HeliPower operates leisure and charter flights as well as helicopter fight training for the PPL (H) pilot licence. They operate several rotary aircraft including Robinson R22, R44 and Bell Jet Ranger.

- NI Microlights

NI Microlights is an independent flight school operating from the airfield. They offer a range of Microlight services including NPPL tuition and trial flights, flight tests, aircraft sales, servicing, permits and repairs. Training is carried out on the Thruster T600 Sprint (fixed wing) and the P&M GT450 (flexwing).

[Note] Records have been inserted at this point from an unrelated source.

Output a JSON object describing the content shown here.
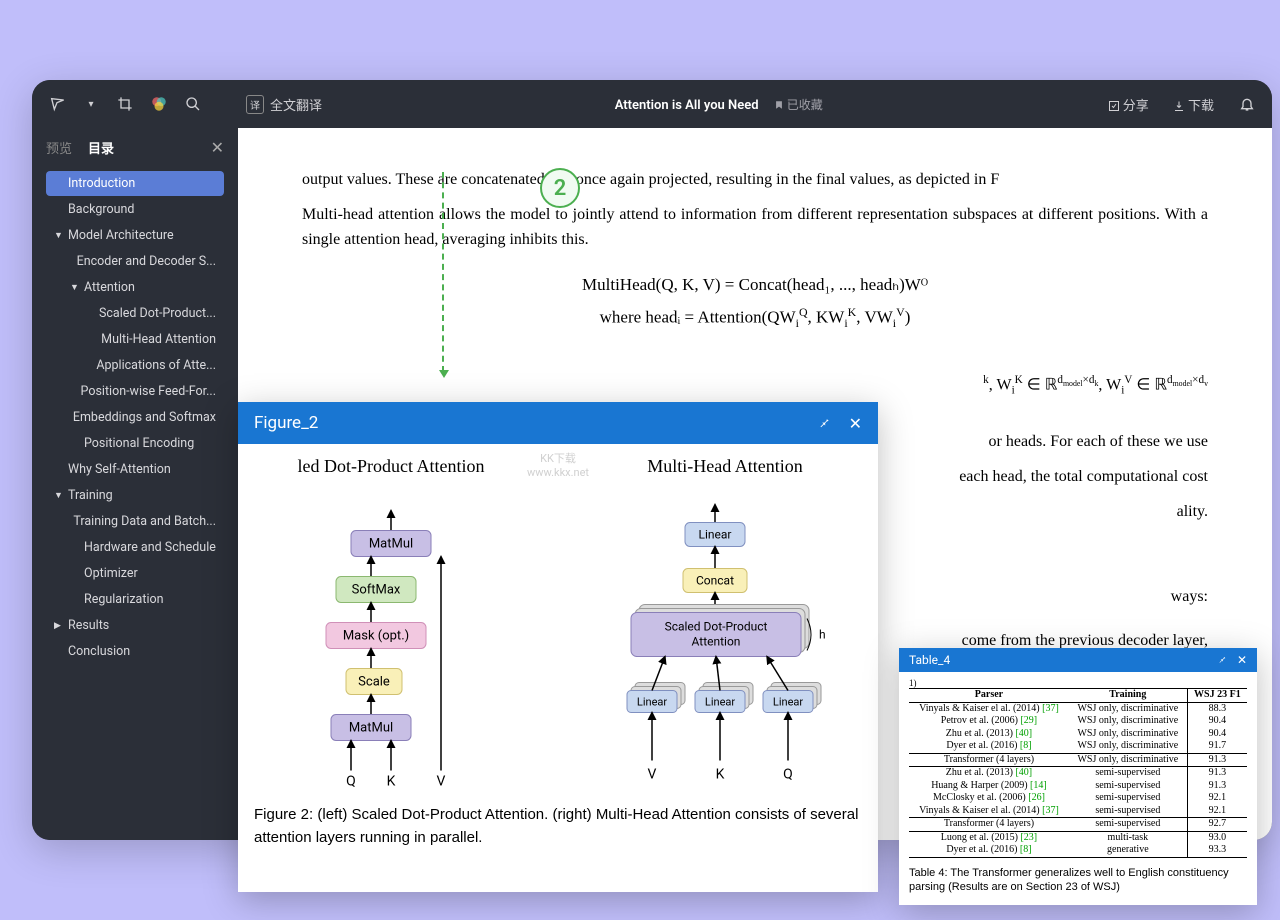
{
  "colors": {
    "page_bg": "#c0befa",
    "app_bg": "#2b2f38",
    "accent_blue": "#1976d2",
    "toc_active": "#5b7dd6",
    "marker_green": "#4caf50",
    "box_purple": "#c8bfe5",
    "box_yellow": "#f9f0b8",
    "box_green": "#d0e8c0",
    "box_pink": "#f2c8e0",
    "box_blue": "#c8d8f0",
    "box_border": "#8a7fb8",
    "ref_green": "#00a000"
  },
  "toolbar": {
    "translate_label": "全文翻译",
    "title": "Attention is All you Need",
    "bookmark_label": "已收藏",
    "share_label": "分享",
    "download_label": "下载"
  },
  "sidebar": {
    "tab_preview": "预览",
    "tab_toc": "目录",
    "items": [
      {
        "label": "Introduction",
        "level": 0,
        "active": true
      },
      {
        "label": "Background",
        "level": 0
      },
      {
        "label": "Model Architecture",
        "level": 0,
        "expanded": true
      },
      {
        "label": "Encoder and Decoder S...",
        "level": 1
      },
      {
        "label": "Attention",
        "level": 1,
        "expanded": true
      },
      {
        "label": "Scaled Dot-Product...",
        "level": 2
      },
      {
        "label": "Multi-Head Attention",
        "level": 2
      },
      {
        "label": "Applications of Atte...",
        "level": 2
      },
      {
        "label": "Position-wise Feed-For...",
        "level": 1
      },
      {
        "label": "Embeddings and Softmax",
        "level": 1
      },
      {
        "label": "Positional Encoding",
        "level": 1
      },
      {
        "label": "Why Self-Attention",
        "level": 0
      },
      {
        "label": "Training",
        "level": 0,
        "expanded": true
      },
      {
        "label": "Training Data and Batch...",
        "level": 1
      },
      {
        "label": "Hardware and Schedule",
        "level": 1
      },
      {
        "label": "Optimizer",
        "level": 1
      },
      {
        "label": "Regularization",
        "level": 1
      },
      {
        "label": "Results",
        "level": 0,
        "collapsed": true
      },
      {
        "label": "Conclusion",
        "level": 0
      }
    ]
  },
  "content": {
    "p1": "output values. These are concatenated and once again projected, resulting in the final values, as depicted in F",
    "p2": "Multi-head attention allows the model to jointly attend to information from different representation subspaces at different positions. With a single attention head, averaging inhibits this.",
    "formula1": "MultiHead(Q, K, V) = Concat(head₁, ..., headₕ)Wᴼ",
    "formula2_pre": "where headᵢ = Attention(QW",
    "p3_tail": " or heads.  For each of these we use",
    "p4_tail": "each head, the total computational cost",
    "p5_tail": "ality.",
    "p6_tail": "ways:",
    "p7_tail": "come from the previous decoder layer,",
    "circle_num": "2",
    "watermark_line1": "KK下载",
    "watermark_line2": "www.kkx.net"
  },
  "figure_window": {
    "title": "Figure_2",
    "left_title": "led Dot-Product Attention",
    "right_title": "Multi-Head Attention",
    "left_boxes": {
      "matmul": "MatMul",
      "softmax": "SoftMax",
      "mask": "Mask (opt.)",
      "scale": "Scale"
    },
    "right_boxes": {
      "linear": "Linear",
      "concat": "Concat",
      "sda": "Scaled Dot-Product\nAttention"
    },
    "inputs_left": [
      "Q",
      "K",
      "V"
    ],
    "inputs_right": [
      "V",
      "K",
      "Q"
    ],
    "h_label": "h",
    "caption": "Figure 2: (left) Scaled Dot-Product Attention. (right) Multi-Head Attention consists of several attention layers running in parallel."
  },
  "table_window": {
    "title": "Table_4",
    "columns": [
      "Parser",
      "Training",
      "WSJ 23 F1"
    ],
    "rows": [
      {
        "parser": "Vinyals & Kaiser el al. (2014)",
        "ref": "[37]",
        "training": "WSJ only, discriminative",
        "f1": "88.3"
      },
      {
        "parser": "Petrov et al. (2006)",
        "ref": "[29]",
        "training": "WSJ only, discriminative",
        "f1": "90.4"
      },
      {
        "parser": "Zhu et al. (2013)",
        "ref": "[40]",
        "training": "WSJ only, discriminative",
        "f1": "90.4"
      },
      {
        "parser": "Dyer et al. (2016)",
        "ref": "[8]",
        "training": "WSJ only, discriminative",
        "f1": "91.7",
        "sep_after": true
      },
      {
        "parser": "Transformer (4 layers)",
        "ref": "",
        "training": "WSJ only, discriminative",
        "f1": "91.3",
        "sep_after": true
      },
      {
        "parser": "Zhu et al. (2013)",
        "ref": "[40]",
        "training": "semi-supervised",
        "f1": "91.3"
      },
      {
        "parser": "Huang & Harper (2009)",
        "ref": "[14]",
        "training": "semi-supervised",
        "f1": "91.3"
      },
      {
        "parser": "McClosky et al. (2006)",
        "ref": "[26]",
        "training": "semi-supervised",
        "f1": "92.1"
      },
      {
        "parser": "Vinyals & Kaiser el al. (2014)",
        "ref": "[37]",
        "training": "semi-supervised",
        "f1": "92.1",
        "sep_after": true
      },
      {
        "parser": "Transformer (4 layers)",
        "ref": "",
        "training": "semi-supervised",
        "f1": "92.7",
        "sep_after": true
      },
      {
        "parser": "Luong et al. (2015)",
        "ref": "[23]",
        "training": "multi-task",
        "f1": "93.0"
      },
      {
        "parser": "Dyer et al. (2016)",
        "ref": "[8]",
        "training": "generative",
        "f1": "93.3",
        "last": true
      }
    ],
    "caption": "Table 4: The Transformer generalizes well to English constituency parsing (Results are on Section 23 of WSJ)"
  }
}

- AlphaTech flight simulator training

AlphaTech carry out flight simulator training for the Airbus A320 series of aircraft. They operate a fixed base simulator training device, which is used for professional pilot flight training, SimPilot training and flight experiences.

- O'Neill aircraft maintenance

Aircraft maintenance for permit and vintage aircraft is carried out by a small group of aircraft engineers based in the O'Neill hangar. Annual permit inspections, kit build projects, routine maintenance, engine and airframe repairs are carried out by inspectors approved by the Light Aircraft Association (LAA) and the British Microlight Aircraft Association (BMAA).